На сотом баране он прекращает это бесполезное занятие и переходит к воспоминаниям. Вот! Надо вспоминать, особенно что-нибудь очень скучное, например уроки по тригонометрии, и сразу заснешь с тоски. Но синусы и косинусы, станцевав иронический танец, исчезают, а сон не приходит. Петр невольно переключается к другим воспоминаниям.
Когда он впервые приобщился к военной жизни? И как? Конечно, прежде всего через родителей, ведь он сын офицера-десантника и парашютистки. С отцом часто бывал на парашютодромах, полосе препятствий, на стрельбище, даже в местном парке культуры и отдыха прыгнул с вышки в четырнадцать лет.
Особенно памятное впечатление оставила у него поездка вместе с отцом к его другу — летчику, командиру истребительного полка. Почему именно эта поездка?
Наверное, потому, что все, что касалось десантных войск, парашютов, было настолько знакомо, близко, так органично входило в его жизнь с самых малых лет, что ощущал он это как родной дом, как школу, — словом, как неотъемлемые элементы жизни. Столкнувшись с армейской обстановкой, другой, непривычной ему, он внезапно осознал особую полноту военной службы, военной жизни и то, что призвана армия защищать.
В авиачасть они выехали морозным январским утром. Долго ехали вдоль окраинных многоэтажных новостроек, миновали маленькие поселки, потом села, свернули с шоссе и углубились по прямой, расчищенной дороге в зимний лес.

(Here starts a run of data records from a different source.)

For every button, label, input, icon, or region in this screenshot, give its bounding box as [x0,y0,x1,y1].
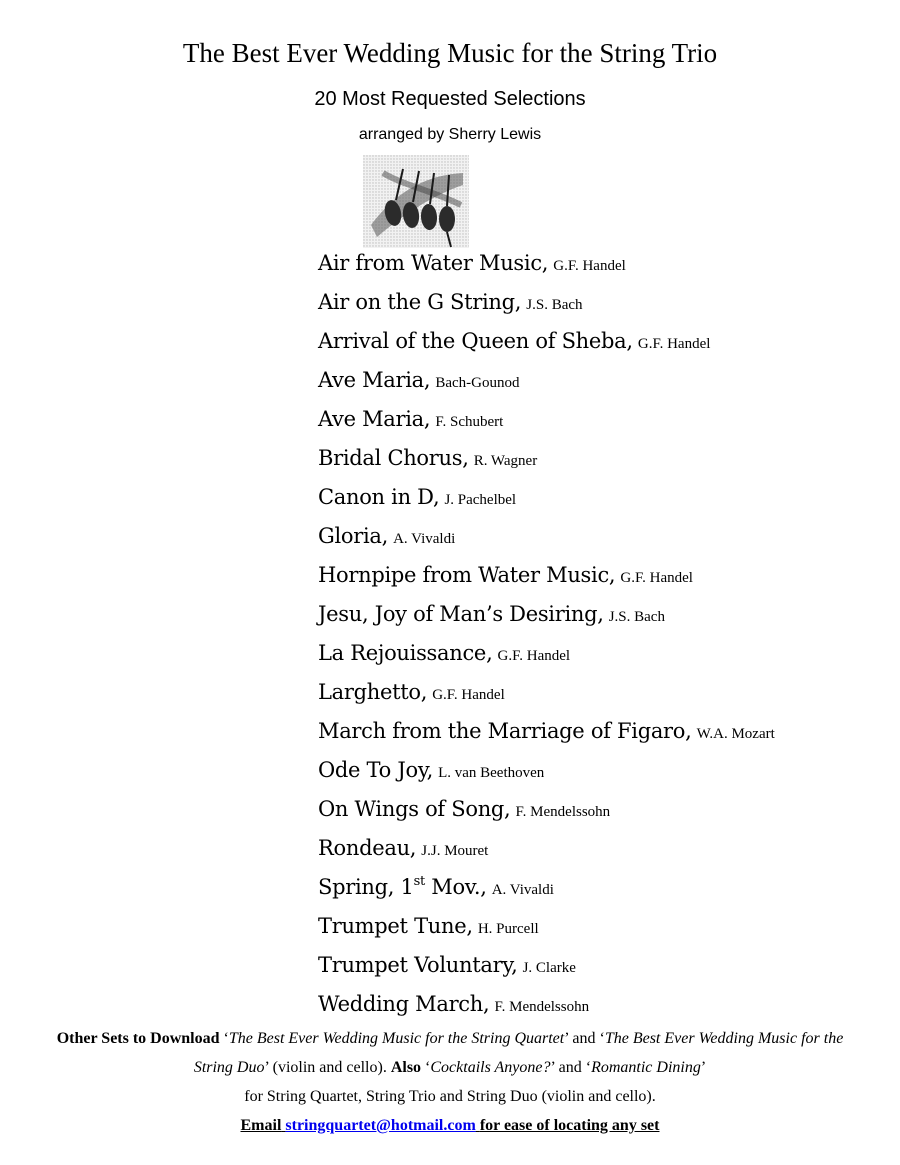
list-item [318,400,775,439]
set-title: Cocktails Anyone? [430,1059,551,1076]
list-item [318,673,775,712]
piece-title: La Rejouissance, [318,641,493,665]
piece-title: Rondeau, [318,836,417,860]
set-title: The Best Ever Wedding Music for the String Quartet [228,1030,565,1047]
piece-title: Hornpipe from Water Music, [318,563,616,587]
composer-name: W.A. Mozart [696,726,775,742]
page-title: The Best Ever Wedding Music for the String Trio [182,38,718,68]
piece-title: On Wings of Song, [318,797,511,821]
composer-name: J.S. Bach [608,609,665,625]
piece-title: Ode To Joy, [318,758,433,782]
set-title: Romantic Dining [591,1059,701,1076]
also-label: Also [390,1059,422,1076]
list-item [318,868,775,907]
list-item [318,712,775,751]
list-item [318,322,775,361]
list-item [318,439,775,478]
list-item [318,283,775,322]
composer-name: G.F. Handel [637,336,711,352]
composer-name: G.F. Handel [432,687,505,703]
list-item [318,790,775,829]
list-item [318,478,775,517]
piece-title: Arrival of the Queen of Sheba, [318,329,633,353]
list-item [318,985,775,1024]
piece-title: Trumpet Voluntary, [318,953,518,977]
piece-title: Gloria, [318,524,388,548]
piece-title: Ave Maria, [318,407,431,431]
composer-name: G.F. Handel [620,570,693,586]
composer-name: A. Vivaldi [491,882,554,898]
list-item [318,829,775,868]
piece-title: Larghetto, [318,680,428,704]
piece-title: March from the Marriage of Figaro, [318,719,692,743]
arranger-credit: arranged by Sherry Lewis [358,126,542,143]
selection-list [318,244,775,1024]
list-item [318,361,775,400]
other-sets-label: Other Sets to Download [56,1030,220,1047]
composer-name: F. Schubert [435,414,504,430]
list-item [318,946,775,985]
list-item [318,244,775,283]
composer-name: F. Mendelssohn [494,999,590,1015]
composer-name: J. Clarke [522,960,576,976]
composer-name: G.F. Handel [497,648,571,664]
piece-title: Air from Water Music, [318,251,549,275]
ensemble-note: for String Quartet, String Trio and String Duo (violin and cello). [244,1088,656,1105]
set-title: The Best Ever Wedding Music for the String Duo [193,1030,844,1076]
composer-name: A. Vivaldi [393,531,456,547]
list-item [318,595,775,634]
ordinal-superscript: st [413,874,425,889]
list-item [318,751,775,790]
piece-title: Jesu, Joy of Man’s Desiring, [318,602,604,626]
composer-name: H. Purcell [477,921,539,937]
list-item [318,907,775,946]
piece-title: Trumpet Tune, [318,914,473,938]
page-subtitle: 20 Most Requested Selections [314,88,586,110]
piece-title: Spring, 1st Mov., [318,874,487,899]
list-item [318,634,775,673]
composer-name: Bach-Gounod [435,375,520,391]
piece-title: Air on the G String, [318,290,522,314]
list-item [318,556,775,595]
piece-title: Ave Maria, [318,368,431,392]
composer-name: J. Pachelbel [444,492,517,508]
violins-sketch-icon [363,155,469,248]
composer-name: G.F. Handel [553,258,626,274]
composer-name: J.S. Bach [526,297,583,313]
piece-title: Bridal Chorus, [318,446,469,470]
email-link[interactable]: stringquartet@hotmail.com [285,1117,476,1134]
composer-name: J.J. Mouret [421,843,489,859]
composer-name: R. Wagner [473,453,538,469]
composer-name: L. van Beethoven [438,765,545,781]
piece-title: Canon in D, [318,485,440,509]
piece-title: Wedding March, [318,992,490,1016]
other-sets-note: Other Sets to Download ‘The Best Ever Wedding Music for the String Quartet’ and ‘The Best Ever Wedding Music for the String Duo’ (violin and cello). Also ‘Cocktails Anyone?’ and ‘Romantic Dining’ for String Quartet, String Trio and String Duo (violin and cello). Email stringquartet@hotmail.com for ease of locating any set [56,1030,844,1134]
email-line: Email stringquartet@hotmail.com for ease of locating any set [240,1117,660,1134]
list-item [318,517,775,556]
composer-name: F. Mendelssohn [515,804,611,820]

Лес сплошной стеной стоял вдоль дороги. Пухлые белые ели были неподвижны, на редких опушках блестели на чистом снегу цепочки следов — то ли заячьих, то ли лисьих. Петр не очень разбирался в этих делах. И сам снег сверкал в лучах утреннего солнца, подмигивал, словно выстреливал бриллиантовые лучики.

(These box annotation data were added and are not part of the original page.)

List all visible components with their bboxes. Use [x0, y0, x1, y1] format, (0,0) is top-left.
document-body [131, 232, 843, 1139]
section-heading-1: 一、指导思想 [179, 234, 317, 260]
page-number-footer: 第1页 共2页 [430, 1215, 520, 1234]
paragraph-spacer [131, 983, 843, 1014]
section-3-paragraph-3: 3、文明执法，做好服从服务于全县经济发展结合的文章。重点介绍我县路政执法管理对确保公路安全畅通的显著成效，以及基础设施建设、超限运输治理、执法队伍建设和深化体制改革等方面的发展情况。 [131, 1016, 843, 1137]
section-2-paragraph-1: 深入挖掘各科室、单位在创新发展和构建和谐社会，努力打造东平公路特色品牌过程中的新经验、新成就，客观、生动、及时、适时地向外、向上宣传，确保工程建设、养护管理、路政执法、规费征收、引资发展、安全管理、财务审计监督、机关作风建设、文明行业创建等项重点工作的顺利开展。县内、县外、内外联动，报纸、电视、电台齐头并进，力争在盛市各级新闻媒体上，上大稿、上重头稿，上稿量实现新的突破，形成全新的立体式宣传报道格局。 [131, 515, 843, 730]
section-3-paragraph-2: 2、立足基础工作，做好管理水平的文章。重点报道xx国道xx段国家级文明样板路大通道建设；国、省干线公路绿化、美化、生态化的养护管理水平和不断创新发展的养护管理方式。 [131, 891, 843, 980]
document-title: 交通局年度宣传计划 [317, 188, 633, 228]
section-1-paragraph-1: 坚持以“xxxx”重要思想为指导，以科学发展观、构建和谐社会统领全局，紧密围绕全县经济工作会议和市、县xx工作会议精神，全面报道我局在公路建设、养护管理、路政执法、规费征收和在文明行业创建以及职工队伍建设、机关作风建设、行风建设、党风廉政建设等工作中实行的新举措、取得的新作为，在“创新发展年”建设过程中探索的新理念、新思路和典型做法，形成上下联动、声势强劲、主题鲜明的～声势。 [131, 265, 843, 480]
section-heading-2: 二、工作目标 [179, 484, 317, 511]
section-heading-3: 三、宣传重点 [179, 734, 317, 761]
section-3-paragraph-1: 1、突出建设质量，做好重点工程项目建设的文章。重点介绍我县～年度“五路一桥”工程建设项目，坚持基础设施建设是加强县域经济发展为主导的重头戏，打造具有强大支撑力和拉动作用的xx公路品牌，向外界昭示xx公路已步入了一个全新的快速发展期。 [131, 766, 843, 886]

Неожиданно за первым и единственным на этой прямой дороге поворотом перед ними вырос шлагбаум и часовой в тулупе.
И снова потянулась дорога. Пока не уперлась в выкрашенные серебряной металлической краской ворота у аккуратной проходной белого кирпича. Из проходной выскочил солдат в кителе с голубыми погонами, открыл ворота, и они въехали в военный городок.
То был не городок, а целый город.
Широкие аллеи, окаймленные высокими елями, семиэтажные дома светлого кирпича, магазины, огромный клуб с мозаичным панно в стену величиной, на котором изображены синие самолеты, улетавшие в небо, к красному солнцу.
Петра непривычно поразило, что хотя на панно, на железных транспарантах, установленных вдоль улиц, тоже, как и в его родном городке, нарисованы самолеты, голубые погоны и голубые небеса, но не было парашютов, а лишь самолеты.
Как-то непривычно.
В тот день в городок, где квартировала истребительная дивизия, приехала группа журналистов, для которой устроили экскурсию.
У отца с его другом, командиром полка, были свои темы для разговоров, они долго не виделись, и Петр, чтоб не болтаться под ногами, был присоединен к журналистской группе.